JEFFERSON CITY • In another potential blow to the Republican candidate for Missouri auditor, court records show she had a Kansas address in 2013.
According to a lawsuit obtained by the Post-Dispatch, Saundra McDowell was living in Mission, Kan., when she was sued by a furniture company for failing to pay $698 plus 18 percent interest after entering into a contract in June 2012. Nebraska Furniture Mart Inc. also asked for attorney fees. Mission is a suburb southwest of Kansas City a few miles west of the Missouri border.
The dates are important because the auditor must be a resident of Missouri for 10 years to qualify for the post currently held by Democrat Nicole Galloway of Columbia.
Questions about McDowell’s residency have dogged her campaign because she said she didn’t move to the Show-Me State until 2010, two years short of the legal threshold. She has said she nonetheless qualifies for the ballot because she was in law school in Virginia the previous two years and had intended to move to the state where her husband is from once she finished.

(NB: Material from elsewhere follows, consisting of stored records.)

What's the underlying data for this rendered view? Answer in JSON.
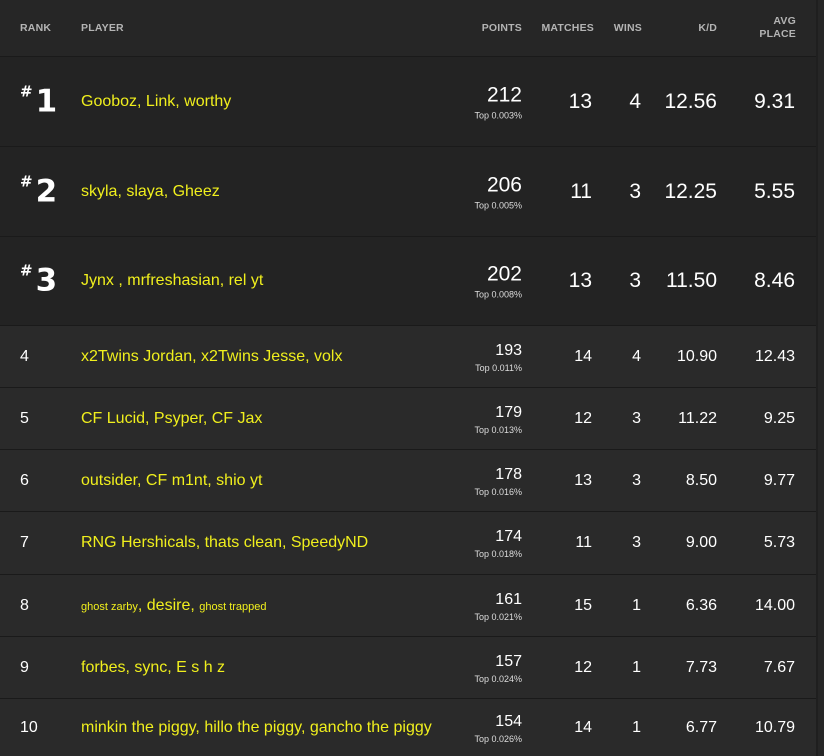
{
  "header": {
    "rank": "RANK",
    "player": "PLAYER",
    "points": "POINTS",
    "matches": "MATCHES",
    "wins": "WINS",
    "kd": "K/D",
    "avg_line1": "AVG",
    "avg_line2": "PLACE"
  },
  "rank_prefix": "#",
  "rows": [
    {
      "rank": "1",
      "players": "Gooboz, Link, worthy",
      "points": "212",
      "top": "Top 0.003%",
      "matches": "13",
      "wins": "4",
      "kd": "12.56",
      "avg": "9.31"
    },
    {
      "rank": "2",
      "players": "skyla, slaya, Gheez",
      "points": "206",
      "top": "Top 0.005%",
      "matches": "11",
      "wins": "3",
      "kd": "12.25",
      "avg": "5.55"
    },
    {
      "rank": "3",
      "players": "Jynx , mrfreshasian, rel yt",
      "points": "202",
      "top": "Top 0.008%",
      "matches": "13",
      "wins": "3",
      "kd": "11.50",
      "avg": "8.46"
    },
    {
      "rank": "4",
      "players": "x2Twins Jordan, x2Twins Jesse, volx",
      "points": "193",
      "top": "Top 0.011%",
      "matches": "14",
      "wins": "4",
      "kd": "10.90",
      "avg": "12.43"
    },
    {
      "rank": "5",
      "players": "CF Lucid, Psyper, CF Jax",
      "points": "179",
      "top": "Top 0.013%",
      "matches": "12",
      "wins": "3",
      "kd": "11.22",
      "avg": "9.25"
    },
    {
      "rank": "6",
      "players": "outsider, CF m1nt, shio yt",
      "points": "178",
      "top": "Top 0.016%",
      "matches": "13",
      "wins": "3",
      "kd": "8.50",
      "avg": "9.77"
    },
    {
      "rank": "7",
      "players": "RNG Hershicals, thats clean, SpeedyND",
      "points": "174",
      "top": "Top 0.018%",
      "matches": "11",
      "wins": "3",
      "kd": "9.00",
      "avg": "5.73"
    },
    {
      "rank": "8",
      "players_a": "ghost zarby",
      "players_sep1": ", ",
      "players_b": "desire",
      "players_sep2": ", ",
      "players_c": "ghost trapped",
      "points": "161",
      "top": "Top 0.021%",
      "matches": "15",
      "wins": "1",
      "kd": "6.36",
      "avg": "14.00"
    },
    {
      "rank": "9",
      "players": "forbes, sync, E s h z",
      "points": "157",
      "top": "Top 0.024%",
      "matches": "12",
      "wins": "1",
      "kd": "7.73",
      "avg": "7.67"
    },
    {
      "rank": "10",
      "players": "minkin the piggy, hillo the piggy, gancho the piggy",
      "points": "154",
      "top": "Top 0.026%",
      "matches": "14",
      "wins": "1",
      "kd": "6.77",
      "avg": "10.79"
    }
  ]
}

She has not previously said she lived in Kansas after her marriage.
McDowell was at the Missouri Republican Party offices in Jefferson City on Tuesday, but party political coordinator David Bader said McDowell would not be made available for questions.

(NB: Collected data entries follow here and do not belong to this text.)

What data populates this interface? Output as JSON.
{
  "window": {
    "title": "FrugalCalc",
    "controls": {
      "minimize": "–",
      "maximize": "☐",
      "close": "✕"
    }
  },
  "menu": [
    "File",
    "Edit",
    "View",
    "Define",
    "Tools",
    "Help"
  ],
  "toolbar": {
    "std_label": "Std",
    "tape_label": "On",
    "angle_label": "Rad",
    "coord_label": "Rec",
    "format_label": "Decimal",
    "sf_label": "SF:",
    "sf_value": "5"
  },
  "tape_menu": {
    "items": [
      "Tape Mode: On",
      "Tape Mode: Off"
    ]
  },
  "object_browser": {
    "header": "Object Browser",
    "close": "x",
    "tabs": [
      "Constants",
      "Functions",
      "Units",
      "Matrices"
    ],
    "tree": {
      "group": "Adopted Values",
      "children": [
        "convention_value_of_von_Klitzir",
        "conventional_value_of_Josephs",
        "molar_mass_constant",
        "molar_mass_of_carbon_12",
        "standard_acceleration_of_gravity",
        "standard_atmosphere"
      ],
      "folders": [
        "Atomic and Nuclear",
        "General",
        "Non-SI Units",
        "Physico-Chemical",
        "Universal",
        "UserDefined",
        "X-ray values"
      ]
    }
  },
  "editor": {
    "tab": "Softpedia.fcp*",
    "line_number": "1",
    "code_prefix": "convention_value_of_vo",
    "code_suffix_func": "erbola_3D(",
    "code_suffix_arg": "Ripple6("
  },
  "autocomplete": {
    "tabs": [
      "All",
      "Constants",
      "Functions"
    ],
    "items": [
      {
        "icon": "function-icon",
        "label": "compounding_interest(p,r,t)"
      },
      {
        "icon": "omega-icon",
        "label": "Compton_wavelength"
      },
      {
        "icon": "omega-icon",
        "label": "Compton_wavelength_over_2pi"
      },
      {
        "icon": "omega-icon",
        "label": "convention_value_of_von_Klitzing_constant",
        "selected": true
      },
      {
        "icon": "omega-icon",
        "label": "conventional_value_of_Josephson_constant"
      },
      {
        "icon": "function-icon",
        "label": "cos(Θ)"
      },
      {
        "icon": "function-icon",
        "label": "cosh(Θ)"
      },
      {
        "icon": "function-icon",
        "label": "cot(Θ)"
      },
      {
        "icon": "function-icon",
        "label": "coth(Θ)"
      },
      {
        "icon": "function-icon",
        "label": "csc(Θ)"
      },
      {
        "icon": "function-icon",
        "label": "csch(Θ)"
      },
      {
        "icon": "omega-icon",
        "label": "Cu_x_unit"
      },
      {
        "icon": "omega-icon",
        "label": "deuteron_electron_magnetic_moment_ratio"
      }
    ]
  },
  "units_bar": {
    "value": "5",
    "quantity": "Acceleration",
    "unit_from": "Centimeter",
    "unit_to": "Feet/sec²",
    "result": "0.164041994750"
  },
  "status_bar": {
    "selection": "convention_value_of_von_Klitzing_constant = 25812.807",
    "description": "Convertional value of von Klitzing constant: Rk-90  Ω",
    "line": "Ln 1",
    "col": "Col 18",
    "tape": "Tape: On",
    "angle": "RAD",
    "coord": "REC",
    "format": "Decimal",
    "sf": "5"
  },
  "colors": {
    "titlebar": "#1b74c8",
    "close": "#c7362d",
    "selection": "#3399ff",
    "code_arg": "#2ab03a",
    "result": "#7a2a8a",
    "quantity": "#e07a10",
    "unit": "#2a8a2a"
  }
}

Later, she sent a statement via email that did not address the Kansas address.
“I meet the residency requirement,” McDowell said. “If the Democrats want to continue to raise questions, it’s obviously because they know their liberal insider nominee does not match up well against a conservative veteran who wasn’t handpicked by party bosses.”

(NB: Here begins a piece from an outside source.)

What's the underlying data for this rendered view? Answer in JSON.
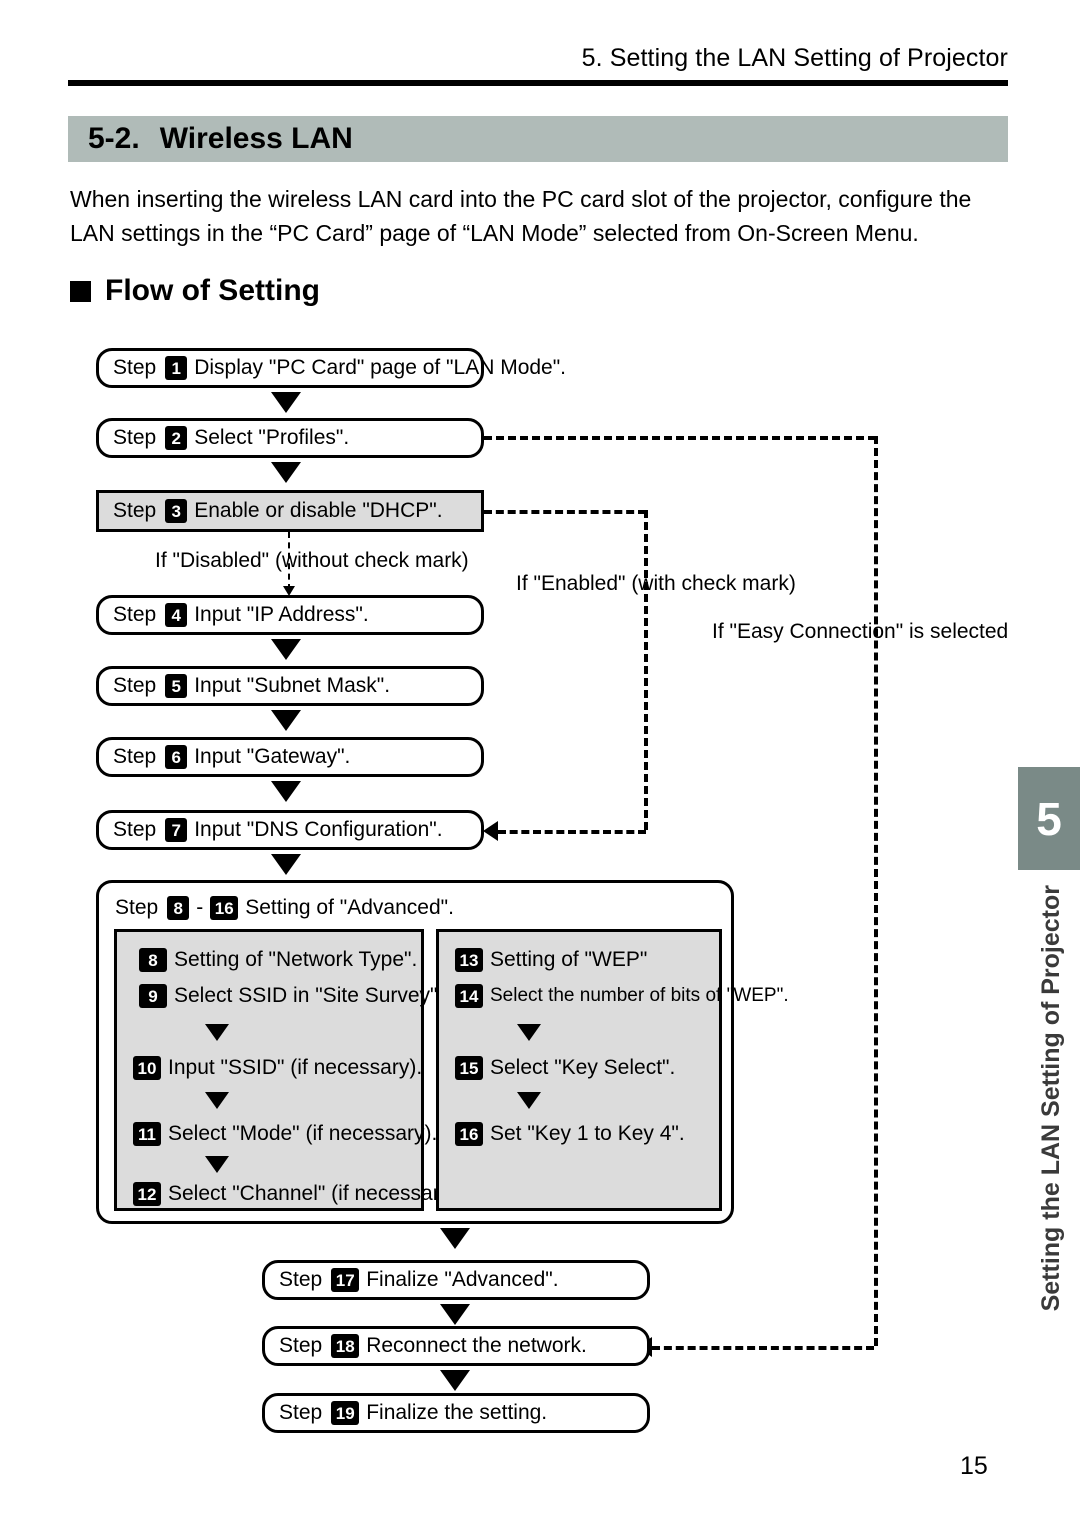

In a statement, Galloway campaign manager Eric Slusher said, “The issue here is truthfulness, including more questions about her intent to become a Missouri resident. Given her serious financial problems it should make voters wonder what else she hasn’t been truthful about.”
McDowell could face a legal fight to stay on the ballot if one of the other candidates on the Nov. 6 ballot challenges the residency rule. The challenge can’t be issued until after the election is officially certified on Aug. 28.
Changes to the ballot must be finalized six weeks before the election, which is Sept. 25.
Last week, McDowell said she is staying in the race despite questions over her finances and whether she qualifies for the ballot.
McDowell, a Jefferson City attorney, was ordered to pay $32,658 to a Springfield landlord in 2015 after she and her husband, Jonathan, stopped paying rent on a home.
While working for the state as an attorney in the secretary of state’s securities division, her wages were garnished from her paycheck to pay down the debt.
Todd Graves, chairman of the state Republican Party, also expressed support for McDowell after she won 32.5 percent of the vote in the Aug. 7 primary.
Galloway, who was appointed to auditor in 2015 after the death of then-Auditor Tom Schweich, was unopposed in the primary. Along with McDowell, Galloway will face off against Libertarian Sean O’Toole, Green Party candidate Don Fitz, and Constitution Party candidate Jacob Luetkemeyer on the Nov. 6 ballot.